NOUVELLE STAR · Félix Kysyl: « Ce que j’ai aimé, c’est qu’Alain Guiraudie n’était pas du tout dans la psychologie »

Alain Guiraudie avoue l’avoir choisi pour le rôle principal de son sublime « Miséricorde » parce qu’on lui donnerait le bon Dieu sans confession et qu’il peut en même temps avoir des regards de tueur. Dans le rôle d’un homme de retour dans son village natal où il sème le trouble, l’acteur magnétise.


Quand son personnage, Jérémie, entre dans une pièce, les gens sont comme pris d’un vertige.
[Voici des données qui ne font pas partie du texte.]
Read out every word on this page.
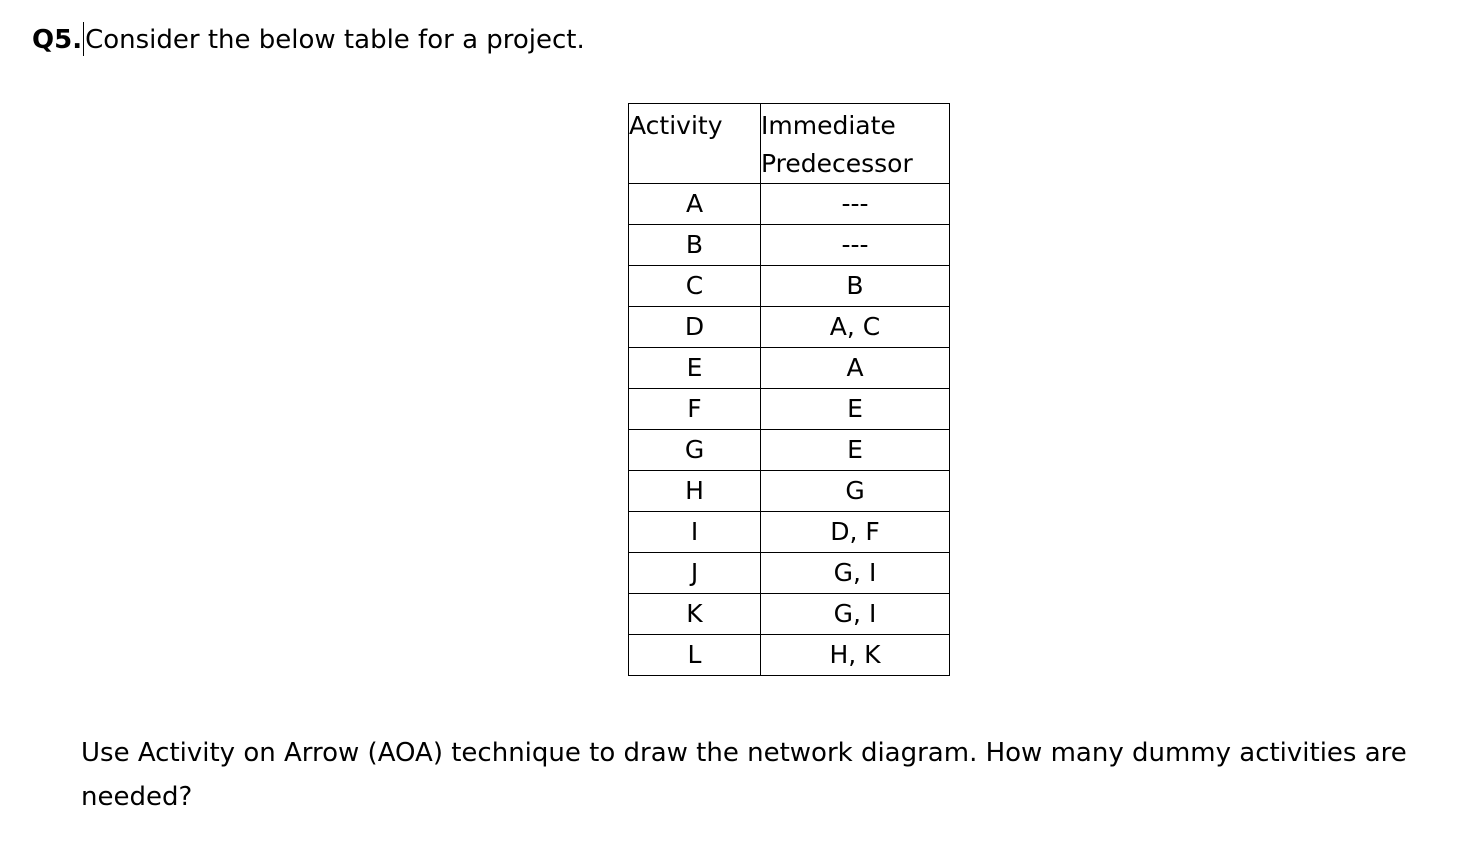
Q5. Consider the below table for a project.
Activity	Immediate
Predecessor
A	---
B	---
C	B
D	A, C
E	A
F	E
G	E
H	G
I	D, F
J	G, I
K	G, I
L	H, K
Use Activity on Arrow (AOA) technique to draw the network diagram. How many dummy activities are needed?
Doué du même charme étrange que Terence Stamp dans Théorème de Pier Paolo Pasolini, Félix Kysyl est de ces acteurs qui savent installer tout à la fois tension et attraction.

Fascinant d’ambiguïté, Jérémie revient dans son bourg natal pour l’enterrement de son ancien patron boulanger. On ne sait pas vraiment ce qu’il veut, mais, alors qu’une disparition sème la panique, il s’incruste un peu trop longtemps chez la veuve (Catherine Frot), comme obsédé par le défunt.

«Ce que j’ai aimé, c’est qu’Alain n’était pas du tout dans la psychologie. Le passé du personnage, je trouve que c’est pas mal de le laisser comme ça. Moi, par instinct, j’ai envie de l’écouter, il a tellement besoin d’amour qu’on a envie de se demander ce qui se passe, s’il n’a pas aussi une petite pathologie… », précise l’acteur, qui se voit nostalgique – mais pas du tout mélancolique.

Né dans une famille d’acteurs, le Parisien (il se dit supporteur du PSG, «même si ce n’est pas toujours facile »), passé par le cours Florent puis par le Conservatoire national d’art dramatique, vu au cinéma dans des petits rôles, avait déjà tapé dans l’œil d’Alain Guiraudie pour Rester vertical (2016) – mais ça ne s’était pas fait. « Il est la preuve qu’on peut réaliser des films sur le trouble, le désir, pas forcément dans la norme et bien-pensants, et le faire de manière totalement saine. » On espère retrouver bientôt sa présence énigmatique chez d’autres grands cinéastes de l’équivoque – lui se verrait bien chez Ken Loach, Justine Triet ou Jacques Audiard.